Latihan semi-militer Hizbullah diselenggarakan selama dua bulan. Pada angkatan pertama latihan, diikuti sekitar 150 pemuda yang dikirim dari tiap keresidenan di seluruh Jawa dan Madura. Masing-masing keresidenan mengirim lima pemuda. Sedang jumlah anggota Hizbullah diperkirakan mencapai 50 ribu orang.

Pusat latihan Laskar Hizbullah terletak di sebuah tanah lapang seluas 20 hektare dekat perkebunan karet. Beberapa bedeng terbuat dari bambu dan kayu yang didirikan untuk asrama, ruang belajar teori, masjid, dapur, dan ruang makan.

Barak-barak itu hanya bangunan sementara, tetapi punya kelebihan dibanding dengan benteng serdadu Jepang. Alasannya, karena bangunan terletak di alam terbuka yang berlatar belakang desa-desa dan perbukitan. Udaranya lebih jernih dari udara di kota.
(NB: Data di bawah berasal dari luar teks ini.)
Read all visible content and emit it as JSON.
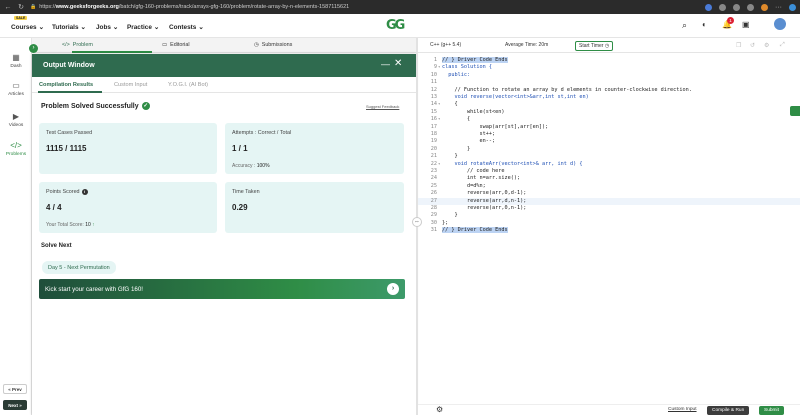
{
  "browser": {
    "url_prefix": "https://",
    "url_domain": "www.geeksforgeeks.org",
    "url_path": "/batch/gfg-160-problems/track/arrays-gfg-160/problem/rotate-array-by-n-elements-1587115621",
    "notification_count": "1"
  },
  "site": {
    "sale_badge": "SALE",
    "menus": [
      "Courses",
      "Tutorials",
      "Jobs",
      "Practice",
      "Contests"
    ],
    "logo": "GG"
  },
  "sidebar": {
    "items": [
      {
        "label": "Dash",
        "icon": "dashboard-icon"
      },
      {
        "label": "Articles",
        "icon": "book-icon"
      },
      {
        "label": "Videos",
        "icon": "video-icon"
      },
      {
        "label": "Problems",
        "icon": "code-icon"
      }
    ],
    "prev": "« Prev",
    "next": "Next »"
  },
  "problem_tabs": [
    "Problem",
    "Editorial",
    "Submissions"
  ],
  "output": {
    "title": "Output Window",
    "tabs": [
      "Compilation Results",
      "Custom Input",
      "Y.O.G.I. (AI Bot)"
    ],
    "status": "Problem Solved Successfully",
    "suggest": "Suggest Feedback",
    "cards": {
      "test_cases_label": "Test Cases Passed",
      "test_cases_value": "1115 / 1115",
      "attempts_label": "Attempts : Correct / Total",
      "attempts_value": "1 / 1",
      "accuracy_label": "Accuracy :",
      "accuracy_value": "100%",
      "points_label": "Points Scored",
      "points_value": "4 / 4",
      "total_score_label": "Your Total Score:",
      "total_score_value": "10",
      "time_label": "Time Taken",
      "time_value": "0.29"
    },
    "solve_next": "Solve Next",
    "next_problem": "Day 5 - Next Permutation",
    "banner": "Kick start your career with GfG 160!"
  },
  "editor": {
    "language": "C++ (g++ 5.4)",
    "avg_time": "Average Time: 20m",
    "timer": "Start Timer",
    "custom_input": "Custom Input",
    "compile": "Compile & Run",
    "submit": "Submit",
    "lines": [
      {
        "n": "1",
        "t": "// } Driver Code Ends"
      },
      {
        "n": "9",
        "t": "class Solution {"
      },
      {
        "n": "10",
        "t": "  public:"
      },
      {
        "n": "11",
        "t": ""
      },
      {
        "n": "12",
        "t": "    // Function to rotate an array by d elements in counter-clockwise direction."
      },
      {
        "n": "13",
        "t": "    void reverse(vector<int>&arr,int st,int en)"
      },
      {
        "n": "14",
        "t": "    {"
      },
      {
        "n": "15",
        "t": "        while(st<en)"
      },
      {
        "n": "16",
        "t": "        {"
      },
      {
        "n": "17",
        "t": "            swap(arr[st],arr[en]);"
      },
      {
        "n": "18",
        "t": "            st++;"
      },
      {
        "n": "19",
        "t": "            en--;"
      },
      {
        "n": "20",
        "t": "        }"
      },
      {
        "n": "21",
        "t": "    }"
      },
      {
        "n": "22",
        "t": "    void rotateArr(vector<int>& arr, int d) {"
      },
      {
        "n": "23",
        "t": "        // code here"
      },
      {
        "n": "24",
        "t": "        int n=arr.size();"
      },
      {
        "n": "25",
        "t": "        d=d%n;"
      },
      {
        "n": "26",
        "t": "        reverse(arr,0,d-1);"
      },
      {
        "n": "27",
        "t": "        reverse(arr,d,n-1);"
      },
      {
        "n": "28",
        "t": "        reverse(arr,0,n-1);"
      },
      {
        "n": "29",
        "t": "    }"
      },
      {
        "n": "30",
        "t": "};"
      },
      {
        "n": "31",
        "t": "// } Driver Code Ends"
      }
    ]
  },
  "colors": {
    "brand": "#2f8d46",
    "header_green": "#2f6b4f",
    "card_bg": "#e5f5f4"
  }
}
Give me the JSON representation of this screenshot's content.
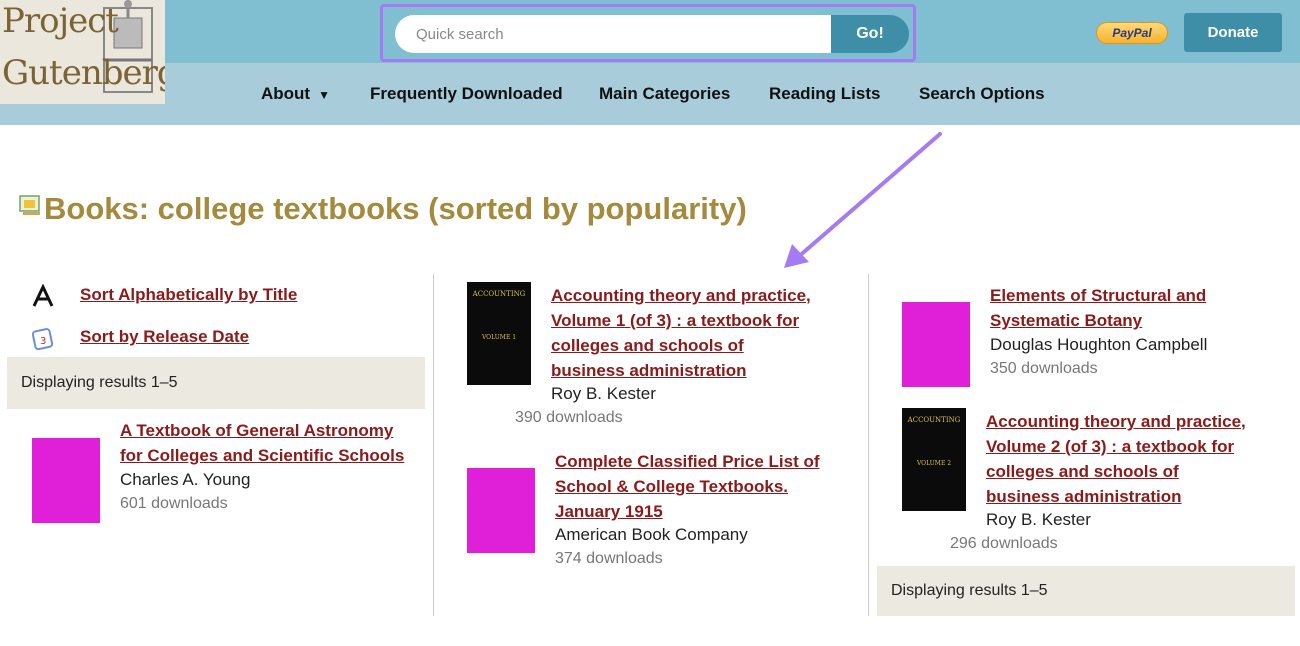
{
  "logo": {
    "line1": "Project",
    "line2": "Gutenberg"
  },
  "search": {
    "placeholder": "Quick search",
    "button": "Go!"
  },
  "paypal_label": "PayPal",
  "donate_label": "Donate",
  "nav": [
    {
      "label": "About",
      "arrow": "▼"
    },
    {
      "label": "Frequently Downloaded"
    },
    {
      "label": "Main Categories"
    },
    {
      "label": "Reading Lists"
    },
    {
      "label": "Search Options"
    }
  ],
  "page_title": "Books: college textbooks (sorted by popularity)",
  "sort": {
    "alpha": "Sort Alphabetically by Title",
    "release": "Sort by Release Date"
  },
  "results_label": "Displaying results 1–5",
  "books": [
    {
      "title": "A Textbook of General Astronomy for Colleges and Scientific Schools",
      "author": "Charles A. Young",
      "downloads": "601 downloads"
    },
    {
      "title": "Accounting theory and practice, Volume 1 (of 3) : a textbook for colleges and schools of business administration",
      "author": "Roy B. Kester",
      "downloads": "390 downloads"
    },
    {
      "title": "Complete Classified Price List of School & College Textbooks. January 1915",
      "author": "American Book Company",
      "downloads": "374 downloads"
    },
    {
      "title": "Elements of Structural and Systematic Botany",
      "author": "Douglas Houghton Campbell",
      "downloads": "350 downloads"
    },
    {
      "title": "Accounting theory and practice, Volume 2 (of 3) : a textbook for colleges and schools of business administration",
      "author": "Roy B. Kester",
      "downloads": "296 downloads"
    }
  ],
  "icons": {
    "sort_alpha": "letter-a-icon",
    "sort_release": "calendar-icon",
    "title": "books-icon",
    "annotation": "arrow-pointer"
  },
  "colors": {
    "topbar": "#7fbfd1",
    "navbar": "#a9ccda",
    "accent": "#3f8ea8",
    "title": "#a48a3c",
    "link": "#8b1a1a",
    "highlight": "#a47bf0",
    "cover_pink": "#e020d8"
  }
}
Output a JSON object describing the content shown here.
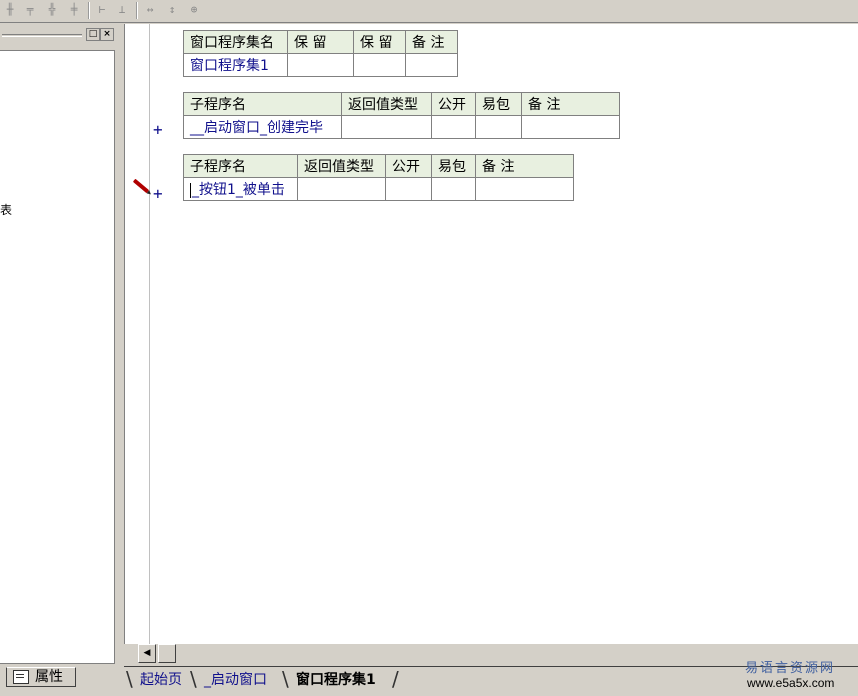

Meski latihan semi-militer hanya dua bulan, Laskar Hizbullah cukup memberi amunisi kepada para pemuda ketika itu. Maka, tatkala pecah perang kemerdekaan pada 10 November, Hizbullah bersama tentara reguler dan badan-badan perjuangan lainnya, termasuk Sabilillah, siap bertempur dan berperan penting dalam perang tersebut.

Hingga akhirnya, para ulama dan santri di bawah pimpinan Kiai Abbas Abdul Jamil dalam pertempuran 10 November berhasil mengusir para penjajah. Kiai Abbas pun kembali ke aktivitas biasanya yakni mengajar di Buntet Pesantren.

Kiai Abbas wafat saat terjadi peristiwa Perjanjian Linggarjati pada 1946.

"Ya, Kiai Abbas wafat saat ada Perjanjian Linggarjati. Kiai Abbas sempat shock dengan poin-poin yang disepakati dalam perjanjian itu," tutur Kang Ayip (putra ketiga KH Abdullah Abbas, putra pertama KH Abbas Abdul Jamil)  seperti dilansir dari detikcom, pada 10 November 2018.